EDITORIAL: An opportunity as insurance rates head lower
Mar 20, 2008
Sun-Herald--Mar. 20, 2008
OUR POSITION: Free markets and a capitalist system are gradually bringing insurance rates back into line. Our state legislature needs to take advantage of this favorable period to dramatically reduce the taxpayers’ $485 billion insurance exposure.
After the devastating hurricanes of 2004 and 2005 insurance rates soared across Florida. Insurance premiums doubled and tripled. Fortunately, rates are gradually heading down. Here’s why rates went up and are currently heading back down.
Insurers charge premiums based on anticipated losses. Unfortunately for us, after 2004 and 2005, the anticipated future losses in Florida soared anticipating additional powerful hurricanes.
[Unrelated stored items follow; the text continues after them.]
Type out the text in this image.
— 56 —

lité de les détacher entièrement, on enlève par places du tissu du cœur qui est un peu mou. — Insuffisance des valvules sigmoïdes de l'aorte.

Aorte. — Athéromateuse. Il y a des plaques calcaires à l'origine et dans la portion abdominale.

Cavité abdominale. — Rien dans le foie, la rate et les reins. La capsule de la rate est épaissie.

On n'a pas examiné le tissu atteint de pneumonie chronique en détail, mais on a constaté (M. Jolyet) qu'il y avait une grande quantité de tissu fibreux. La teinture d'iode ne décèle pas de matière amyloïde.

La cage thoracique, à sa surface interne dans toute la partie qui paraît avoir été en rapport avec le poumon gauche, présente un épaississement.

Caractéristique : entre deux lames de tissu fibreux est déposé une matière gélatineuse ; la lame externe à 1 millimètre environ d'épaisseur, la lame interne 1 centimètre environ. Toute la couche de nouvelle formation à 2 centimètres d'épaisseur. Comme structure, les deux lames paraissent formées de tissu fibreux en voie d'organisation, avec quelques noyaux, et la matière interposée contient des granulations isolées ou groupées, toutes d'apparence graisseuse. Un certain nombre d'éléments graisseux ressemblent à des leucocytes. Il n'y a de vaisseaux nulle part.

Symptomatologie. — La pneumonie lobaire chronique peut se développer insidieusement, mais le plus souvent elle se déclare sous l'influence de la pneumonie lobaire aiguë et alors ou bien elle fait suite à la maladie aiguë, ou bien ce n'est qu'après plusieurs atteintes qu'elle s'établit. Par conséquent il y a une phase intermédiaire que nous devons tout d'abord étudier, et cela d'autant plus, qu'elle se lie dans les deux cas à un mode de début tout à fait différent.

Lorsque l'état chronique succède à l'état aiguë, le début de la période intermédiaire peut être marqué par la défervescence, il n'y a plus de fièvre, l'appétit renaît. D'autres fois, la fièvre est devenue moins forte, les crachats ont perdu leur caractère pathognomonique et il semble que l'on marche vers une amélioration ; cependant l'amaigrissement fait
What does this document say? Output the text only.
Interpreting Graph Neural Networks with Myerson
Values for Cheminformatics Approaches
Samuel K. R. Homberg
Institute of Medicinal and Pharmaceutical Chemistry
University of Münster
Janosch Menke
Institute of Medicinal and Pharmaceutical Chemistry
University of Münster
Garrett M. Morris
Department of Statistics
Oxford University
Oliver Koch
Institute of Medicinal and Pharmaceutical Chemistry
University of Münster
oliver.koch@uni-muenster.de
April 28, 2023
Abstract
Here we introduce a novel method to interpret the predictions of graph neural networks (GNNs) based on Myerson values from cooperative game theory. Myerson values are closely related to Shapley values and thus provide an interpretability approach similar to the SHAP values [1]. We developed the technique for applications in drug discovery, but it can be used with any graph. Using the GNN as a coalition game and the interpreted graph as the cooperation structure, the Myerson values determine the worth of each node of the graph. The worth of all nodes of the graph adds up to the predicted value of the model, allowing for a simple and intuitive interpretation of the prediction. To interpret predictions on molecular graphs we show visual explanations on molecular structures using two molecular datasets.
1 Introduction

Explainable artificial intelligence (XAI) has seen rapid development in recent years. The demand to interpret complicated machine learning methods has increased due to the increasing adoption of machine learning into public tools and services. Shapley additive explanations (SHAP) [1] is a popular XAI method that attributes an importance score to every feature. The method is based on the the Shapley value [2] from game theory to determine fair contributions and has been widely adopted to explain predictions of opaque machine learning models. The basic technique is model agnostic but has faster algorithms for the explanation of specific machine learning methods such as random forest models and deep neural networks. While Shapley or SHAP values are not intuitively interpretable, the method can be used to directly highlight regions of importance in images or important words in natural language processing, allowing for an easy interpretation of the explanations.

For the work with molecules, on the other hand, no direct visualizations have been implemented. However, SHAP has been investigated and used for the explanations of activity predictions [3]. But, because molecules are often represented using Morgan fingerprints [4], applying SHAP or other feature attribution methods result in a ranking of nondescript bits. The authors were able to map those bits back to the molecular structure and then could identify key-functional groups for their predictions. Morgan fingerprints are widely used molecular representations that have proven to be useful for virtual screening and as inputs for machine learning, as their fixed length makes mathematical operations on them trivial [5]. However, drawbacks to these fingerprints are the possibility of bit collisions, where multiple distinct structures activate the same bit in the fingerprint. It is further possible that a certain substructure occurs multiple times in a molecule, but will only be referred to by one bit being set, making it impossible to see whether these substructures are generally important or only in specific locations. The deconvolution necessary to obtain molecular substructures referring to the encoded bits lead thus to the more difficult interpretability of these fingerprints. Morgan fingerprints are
At the same time perceived risk rose we entered a real estate bubble. The underlying value of insured property doubled and tripled in many cases. Even if there had been no hurricanes, insurance would have gone up because of the real estate bubble.
Two years with no significant bad weather means insurance companies are feeling more confident. The loss they anticipate from hurricanes is going down. Warren Buffett noted in his annual report that, “it’s a certainty that insurance industry profit margins, including ours, will fall significantly in 2008.”
In addition to being less concerned about the weather, property values are falling. Insurance premiums should gradually go down because property is no longer worth as much.
That brings us to our state Legislature and taxpayer-owned Citizens Insurance. As insurance rates skyrocketed in 2004 and 2005, our legislators rushed in with a government solution to this free market problem. In their haste, our state Legislature put taxpayers on the hook for over $485 billion in potential claims.
Only an apocalyptic scenario would trigger claims that high. For example, the eight storms that hit Florida in 15 months in 2004 and 2005, caused $35 billion in insured damage. But in a state where a drop in retail sales and real estate transactions triggger a budget crisis, Floridians have no business being in the even more volatile insurance business.
Right now other insurers are coming back to the market but are cherry- picking policies that are in the interior of the state. Others, such as State Farm, are still dropping coastal coverage to limit their exposure to future storms. Citizens Insurance, and taxpayers, remain on the hook for the $485 billion of insured property that is in the highest hazard areas along the coast.
Our Legislature is back in session. Watching our state legislators try to affect insurance rates is like watching a fly on the elephant bragging about what a fine dust cloud they are raising.
It is time for them to work with the free market, the 20,000-pound elephant, and get Florida taxpayers off the hook for $485 billion of high risk insurance exposure while we have a chance.